Stephen K. Klasko, MD, MBA, president and CEO of Thomas Jefferson University and Jefferson Health, said the partnership with NIBRT perfectly captures the philosophy of what defines a Jefferson education—making sure students are prepared to lead in tomorrow’s world.

“Jefferson is built on anticipating the emerging professions that will be commonplace 10 years from now and educating students in those disciplines today,” Klasko said. “In an increasingly global world, Jefferson and NIBRT are leveraging our respective strengths and creatively partnering to bring unprecedented value to students and industry.”

“There is a significant demand for global talent to support the growth of the biopharmaceutical manufacturing industry and our relationship with Jefferson will help address this demand throughout the United States,” said Dominic Carolan, NIBRT CEO. “The combination of engineering expertise from Philadelphia University and biosciences experience from Thomas Jefferson University, now merged into Jefferson, made this an especially attractive partnership option for NIBRT. The NIBRT and Jefferson teams have been working closely over the last 18 months and we look forward to the successful launch of this groundbreaking project.”

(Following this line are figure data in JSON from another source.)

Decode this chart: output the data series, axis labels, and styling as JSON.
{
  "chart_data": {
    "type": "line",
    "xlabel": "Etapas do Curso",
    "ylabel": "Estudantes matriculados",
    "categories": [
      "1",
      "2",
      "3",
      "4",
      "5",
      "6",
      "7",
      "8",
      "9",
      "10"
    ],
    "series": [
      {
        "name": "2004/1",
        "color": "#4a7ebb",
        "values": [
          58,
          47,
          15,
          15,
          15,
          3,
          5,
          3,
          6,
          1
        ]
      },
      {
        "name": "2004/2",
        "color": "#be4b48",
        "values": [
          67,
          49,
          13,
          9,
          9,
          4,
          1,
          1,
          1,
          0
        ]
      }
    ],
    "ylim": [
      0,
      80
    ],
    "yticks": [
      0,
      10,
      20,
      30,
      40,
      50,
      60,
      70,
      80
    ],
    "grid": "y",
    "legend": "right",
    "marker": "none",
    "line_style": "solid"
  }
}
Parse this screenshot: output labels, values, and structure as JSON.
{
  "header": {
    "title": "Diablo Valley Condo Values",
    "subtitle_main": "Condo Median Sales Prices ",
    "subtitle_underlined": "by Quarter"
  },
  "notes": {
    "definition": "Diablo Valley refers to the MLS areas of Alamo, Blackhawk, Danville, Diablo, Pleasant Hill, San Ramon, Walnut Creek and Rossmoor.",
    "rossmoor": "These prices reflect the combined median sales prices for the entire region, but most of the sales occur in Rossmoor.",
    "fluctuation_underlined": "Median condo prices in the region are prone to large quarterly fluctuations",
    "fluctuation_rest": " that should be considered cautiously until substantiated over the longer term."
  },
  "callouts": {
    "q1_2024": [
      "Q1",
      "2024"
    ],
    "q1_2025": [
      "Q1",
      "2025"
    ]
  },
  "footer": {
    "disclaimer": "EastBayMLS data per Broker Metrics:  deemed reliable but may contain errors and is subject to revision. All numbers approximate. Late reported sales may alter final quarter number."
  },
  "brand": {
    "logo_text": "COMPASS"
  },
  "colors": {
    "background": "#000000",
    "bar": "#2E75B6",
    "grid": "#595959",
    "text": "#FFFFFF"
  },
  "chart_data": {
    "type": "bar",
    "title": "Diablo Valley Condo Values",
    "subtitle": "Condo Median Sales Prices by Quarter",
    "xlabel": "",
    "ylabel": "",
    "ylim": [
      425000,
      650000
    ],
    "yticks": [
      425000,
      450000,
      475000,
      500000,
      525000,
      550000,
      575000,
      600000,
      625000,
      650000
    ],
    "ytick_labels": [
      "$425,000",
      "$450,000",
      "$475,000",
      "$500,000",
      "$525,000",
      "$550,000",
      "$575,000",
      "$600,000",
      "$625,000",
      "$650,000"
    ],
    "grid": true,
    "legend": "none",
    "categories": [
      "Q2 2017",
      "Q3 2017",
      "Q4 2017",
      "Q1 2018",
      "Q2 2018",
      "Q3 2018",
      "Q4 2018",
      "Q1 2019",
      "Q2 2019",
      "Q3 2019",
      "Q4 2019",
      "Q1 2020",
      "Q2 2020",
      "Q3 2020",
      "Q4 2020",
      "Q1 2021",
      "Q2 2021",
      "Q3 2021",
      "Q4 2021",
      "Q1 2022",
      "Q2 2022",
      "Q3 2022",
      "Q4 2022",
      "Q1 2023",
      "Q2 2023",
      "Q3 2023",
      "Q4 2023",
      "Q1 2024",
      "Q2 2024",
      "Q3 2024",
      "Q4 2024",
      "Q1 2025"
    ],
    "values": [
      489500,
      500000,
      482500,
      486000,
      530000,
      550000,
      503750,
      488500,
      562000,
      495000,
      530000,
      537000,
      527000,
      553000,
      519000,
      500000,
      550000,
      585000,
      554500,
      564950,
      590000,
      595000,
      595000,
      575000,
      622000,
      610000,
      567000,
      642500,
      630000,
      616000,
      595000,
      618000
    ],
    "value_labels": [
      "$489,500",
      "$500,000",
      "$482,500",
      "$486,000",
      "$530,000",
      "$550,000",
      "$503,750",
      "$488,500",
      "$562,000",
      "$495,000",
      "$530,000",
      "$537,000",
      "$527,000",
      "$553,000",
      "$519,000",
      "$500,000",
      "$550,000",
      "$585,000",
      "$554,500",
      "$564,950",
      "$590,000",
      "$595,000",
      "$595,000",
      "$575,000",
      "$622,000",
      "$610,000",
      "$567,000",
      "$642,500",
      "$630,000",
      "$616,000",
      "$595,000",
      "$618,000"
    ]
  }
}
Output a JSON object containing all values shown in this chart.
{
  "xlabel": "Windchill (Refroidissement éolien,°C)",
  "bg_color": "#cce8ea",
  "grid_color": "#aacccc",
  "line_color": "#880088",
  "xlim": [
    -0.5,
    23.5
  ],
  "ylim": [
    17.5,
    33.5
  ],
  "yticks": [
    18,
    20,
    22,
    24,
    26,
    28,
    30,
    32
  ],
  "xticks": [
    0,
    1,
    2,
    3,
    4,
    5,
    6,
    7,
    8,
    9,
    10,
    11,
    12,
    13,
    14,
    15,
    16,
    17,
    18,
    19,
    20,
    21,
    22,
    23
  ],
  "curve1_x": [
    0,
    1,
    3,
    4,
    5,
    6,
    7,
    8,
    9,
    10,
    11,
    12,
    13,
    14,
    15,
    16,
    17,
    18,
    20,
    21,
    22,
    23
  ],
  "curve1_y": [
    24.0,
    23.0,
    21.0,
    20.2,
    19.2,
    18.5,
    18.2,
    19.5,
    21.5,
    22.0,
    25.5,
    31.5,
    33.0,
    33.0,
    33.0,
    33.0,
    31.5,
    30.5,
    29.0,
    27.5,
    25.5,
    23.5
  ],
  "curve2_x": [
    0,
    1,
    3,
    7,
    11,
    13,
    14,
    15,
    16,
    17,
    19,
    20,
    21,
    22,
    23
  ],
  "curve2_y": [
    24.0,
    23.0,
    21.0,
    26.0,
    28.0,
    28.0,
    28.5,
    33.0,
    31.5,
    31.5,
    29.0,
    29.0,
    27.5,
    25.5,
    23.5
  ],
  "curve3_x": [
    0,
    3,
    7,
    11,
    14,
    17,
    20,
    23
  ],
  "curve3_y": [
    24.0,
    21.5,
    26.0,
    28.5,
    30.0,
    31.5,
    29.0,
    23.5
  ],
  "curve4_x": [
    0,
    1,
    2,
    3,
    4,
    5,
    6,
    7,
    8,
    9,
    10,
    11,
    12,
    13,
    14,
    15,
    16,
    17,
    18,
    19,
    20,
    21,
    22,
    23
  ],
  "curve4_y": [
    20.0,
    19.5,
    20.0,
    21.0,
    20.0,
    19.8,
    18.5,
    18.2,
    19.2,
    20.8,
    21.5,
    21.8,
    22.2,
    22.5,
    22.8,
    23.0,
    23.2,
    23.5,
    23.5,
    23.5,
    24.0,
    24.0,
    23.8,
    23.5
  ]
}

NIBRT, internationally recognized for its excellence in bioprocessing research and training, serves about 4,000 industry professionals worldwide at its headquarters in Dublin, including many from the U.S. The Jefferson Institute for Bioprocessing will leverage the renowned NIBRT curriculum to provide a premier U.S.-based option with a significant potential market that includes 900-plus pharmaceutical-related companies in the Northeast U.S. The Institute will also utilize the latest single-use engineering technology pioneered by General Electric.

When fully operational, the Jefferson Institute for Bioprocessing is expected to serve 2,500 people annually, including working with the pharmaceutical companies, providing workforce training through community college partnerships and bioprocessing certifications through regional university partnerships. Importantly, the Institute will facilitate enrollment of 70 additional Jefferson students in bioprocessing engineering, from undergraduate through PhD levels.

Biologic pharmaceuticals are manufactured in a living system such as a microorganism, plant or animal cell, often utilizing recombinant DNA technology. The development of biologic pharmaceuticals is growing rapidly, representing a major shift in the industry from traditional chemical synthesis techniques. More than 40 percent of therapeutics currently in research and development are biopharmaceuticals.

Jefferson is in the process of identifying a site for the more than 20,000-square-foot facility in the Philadelphia region and expects the first training opportunities for industry professionals to be offered in mid-2019.